Nos amies les bactéries
Partis explorer nos intestins, Sylvie Gilman et Thierry de Lestrade ont découvert une révolution scientifique. Mais ils nous alertent sur l’appauvrissement de notre microbiote. Entretien.
Comment avez-vous réussi à mettre en images l’invisible microbiote ?

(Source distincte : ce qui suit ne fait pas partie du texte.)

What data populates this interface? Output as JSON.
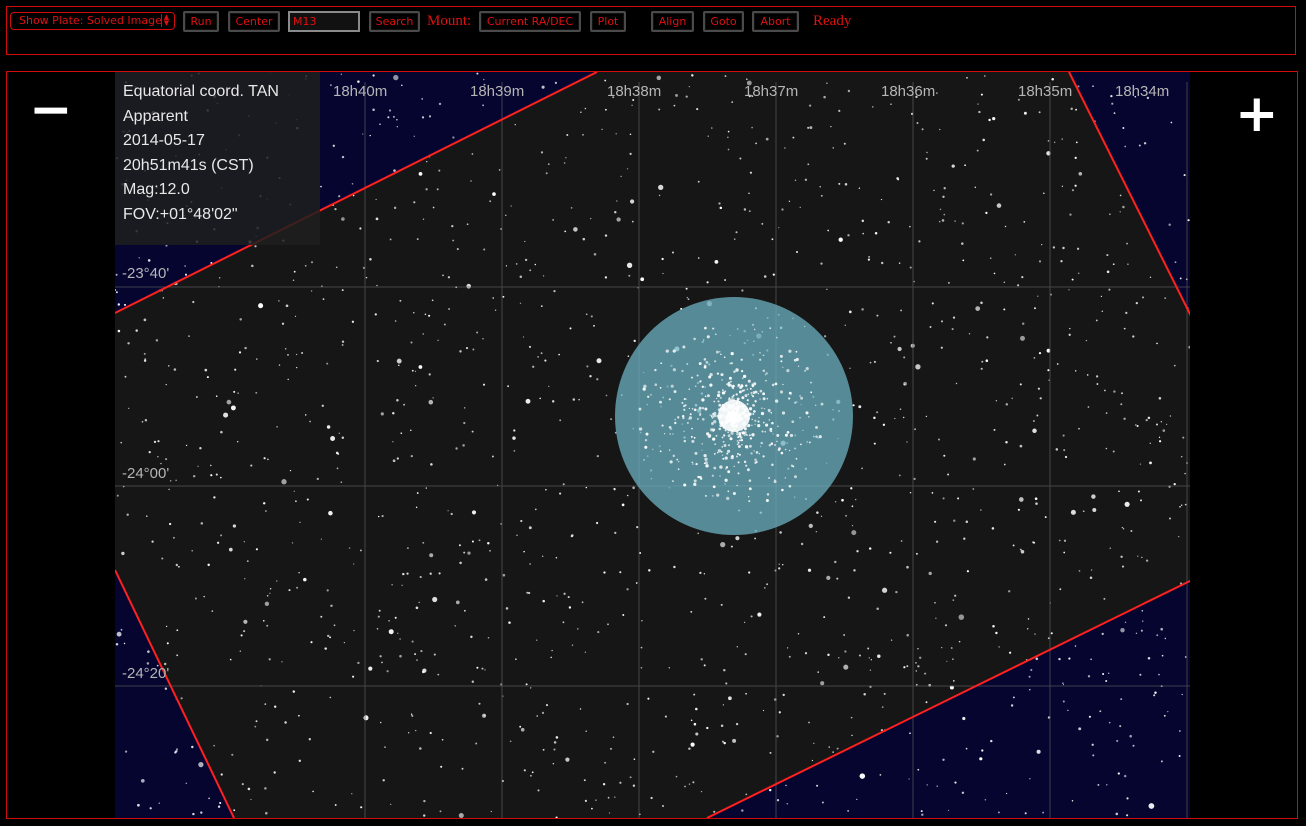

Sylvie Gilman et Thierry de Lestrade : Les bactéries, virus, parasites ou phages présents dans notre intestin sont en effet invisibles à l’œil nu, donc impossibles à filmer. Mais les scientifiques en parlent comme d’un eldorado, un monde merveilleux, hélas menacé, notamment par notre alimentation de plus en plus pauvre en fibres. Pour convaincre ses enfants de manger plus de fruits et légumes, une des chercheuses que nous avons interviewées compare le microbiote à un petit animal domestique qui vit dans leur ventre et qu’il faut bien nourrir. Nous avons alors pensé à l’univers poétique du cinéaste Hayao Miyazaki, et décidé de donner aux bactéries intestinales le visage de personnages rigolos et attachants. Une fois le film monté, il a fallu trois mois pour fabriquer les images d’animation.
Il fallait aussi ne pas dégoûter le spectateur avec des images de selles…
Sylvie Gilman et Thierry de Lestrade : Nous avons traité le sujet avec humour, et surtout nous avons ménagé le suspense. Les premières selles que l’on voit dans le film sont factices, elles viennent d’un magasin de farces et attrapes. Il a été difficile de trouver des crottes qui ne luisent pas trop ! Il a fallu les saupoudrer de cacao pour leur donner un aspect plus mat. Ensuite, il y a un travelling dans les toilettes, mais il s’arrête au bord de la cuvette. Ce n’est qu’à la moitié du film qu’on aborde le sujet de la transplantation fécale, et que l’on filme de vrais cacas...
Vous définissez-vous comme des documentaristes militants ?
Sylvie Gilman et Thierry de Lestrade : Nous préférons dire que nous faisons des films “engagés”, car nous n’avançons que des arguments scientifiques, jamais idéologiques. En l’occurrence, nous voulions montrer que la menace qui pèse sur la biodiversité de la planète s’observe également au plus profond de nos entrailles, mettant ainsi en péril notre santé. Nous filons donc la métaphore tout au long du film entre une nature dont les espèces animales et végétales disparaissent et un microbiote appauvri lui aussi par le mode de vie moderne. Ce film alerte donc sur un danger, mais il se veut aussi porteur d’espoir. Les chercheurs nous ont présenté de fantastiques perspectives thérapeutiques, et donné quelques conseils de prévention pour avoir un microbiote équilibré, afin de permettre au téléspectateur de devenir acteur de sa santé.